Contains directories with plugins. Each directory is Python module. Each module contains __init__.py and tasks.py files; it might contain manifest-schema.json, README.md, and assets directory. File tasks.py contains definition of task classes provided by the plugin, inheriting from base.task.Task.

Available modules:

  • admin_user
  • build_metadata
  • cloud_init
  • image_commands
  • minimize_size
  • opennebula
  • prebootstrapped
  • root_password
  • unattended_upgrades
  • vagrant

providers

Directory contains available cloud providers – targets of generated images. Currently there are two providers:

  • ec2
  • virtualbox

Each directory is Python module, containing __init__.py, manifest.py, and manifest-schema.json. It might also contain assets and tasks directories to define new tasks to be used when building image.

manifests

Directory contains manifests which can be used to create Debian images.
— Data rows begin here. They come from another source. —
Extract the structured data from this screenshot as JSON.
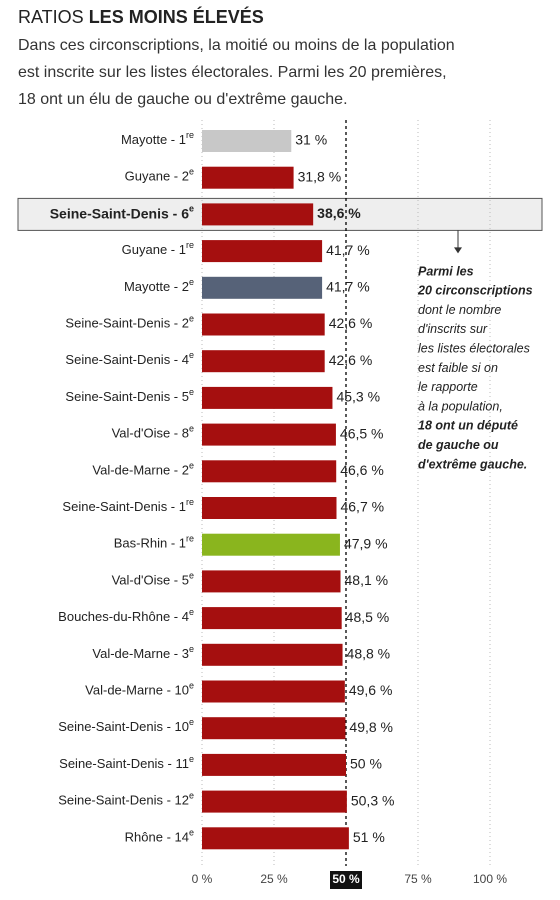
{
  "chart_data": {
    "type": "bar",
    "orientation": "horizontal",
    "title_prefix": "RATIOS",
    "title": "LES MOINS ÉLEVÉS",
    "subtitle": [
      "Dans ces circonscriptions, la moitié ou moins de la population",
      "est inscrite sur les listes électorales. Parmi les 20 premières,",
      "18 ont un élu de gauche ou d'extrême gauche."
    ],
    "categories": [
      "Mayotte - 1",
      "Guyane - 2",
      "Seine-Saint-Denis - 6",
      "Guyane - 1",
      "Mayotte - 2",
      "Seine-Saint-Denis - 2",
      "Seine-Saint-Denis - 4",
      "Seine-Saint-Denis - 5",
      "Val-d'Oise - 8",
      "Val-de-Marne - 2",
      "Seine-Saint-Denis - 1",
      "Bas-Rhin - 1",
      "Val-d'Oise - 5",
      "Bouches-du-Rhône - 4",
      "Val-de-Marne - 3",
      "Val-de-Marne - 10",
      "Seine-Saint-Denis - 10",
      "Seine-Saint-Denis - 11",
      "Seine-Saint-Denis - 12",
      "Rhône - 14"
    ],
    "superscripts": [
      "re",
      "e",
      "e",
      "re",
      "e",
      "e",
      "e",
      "e",
      "e",
      "e",
      "re",
      "re",
      "e",
      "e",
      "e",
      "e",
      "e",
      "e",
      "e",
      "e"
    ],
    "values": [
      31,
      31.8,
      38.6,
      41.7,
      41.7,
      42.6,
      42.6,
      45.3,
      46.5,
      46.6,
      46.7,
      47.9,
      48.1,
      48.5,
      48.8,
      49.6,
      49.8,
      50,
      50.3,
      51
    ],
    "value_labels": [
      "31 %",
      "31,8 %",
      "38,6 %",
      "41,7 %",
      "41,7 %",
      "42,6 %",
      "42,6 %",
      "45,3 %",
      "46,5 %",
      "46,6 %",
      "46,7 %",
      "47,9 %",
      "48,1 %",
      "48,5 %",
      "48,8 %",
      "49,6 %",
      "49,8 %",
      "50 %",
      "50,3 %",
      "51 %"
    ],
    "colors": [
      "#c8c8c8",
      "#a50f0f",
      "#a50f0f",
      "#a50f0f",
      "#566278",
      "#a50f0f",
      "#a50f0f",
      "#a50f0f",
      "#a50f0f",
      "#a50f0f",
      "#a50f0f",
      "#8ab51e",
      "#a50f0f",
      "#a50f0f",
      "#a50f0f",
      "#a50f0f",
      "#a50f0f",
      "#a50f0f",
      "#a50f0f",
      "#a50f0f"
    ],
    "highlight": 2,
    "reference": 50,
    "xlim": [
      0,
      100
    ],
    "xticks": [
      {
        "value": 0,
        "label": "0 %"
      },
      {
        "value": 25,
        "label": "25 %"
      },
      {
        "value": 50,
        "label": "50 %"
      },
      {
        "value": 75,
        "label": "75 %"
      },
      {
        "value": 100,
        "label": "100 %"
      }
    ],
    "grid": true,
    "annotation": [
      {
        "text": "Parmi les",
        "bold": true
      },
      {
        "text": "20 circonscriptions",
        "bold": true
      },
      {
        "text": "dont le nombre",
        "bold": false
      },
      {
        "text": "d'inscrits sur",
        "bold": false
      },
      {
        "text": "les listes électorales",
        "bold": false
      },
      {
        "text": "est faible si on",
        "bold": false
      },
      {
        "text": "le rapporte",
        "bold": false
      },
      {
        "text": "à la population,",
        "bold": false
      },
      {
        "text": "18 ont un député",
        "bold": true
      },
      {
        "text": "de gauche ou",
        "bold": true
      },
      {
        "text": "d'extrême gauche.",
        "bold": true
      }
    ]
  }
}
Those manifests can also serve as examples which can be customized. Currently it contains:

  • ec2-ebs-debian-official-amd64-hvm.manifest.json
  • ec2-ebs-debian-official-amd64-pvm.manifest.json
  • ec2-ebs-debian-official-i386-pvm.manifest.json
  • ec2-ebs-partitioned.manifest.json
  • ec2-ebs-single.manifest.json
  • ec2-s3.manifest.json
  • virtualbox.manifest.json
  • virtualbox-vagrant.manifest.json

Summary

Providing official Debian images for the cloud is as important as providing ISO images. Having scripts helping with this tasks means that we can do it easier and use saved time for other tasks, more developing and less housekeeping. If you are interested in the cloud join Debian Cloud Team.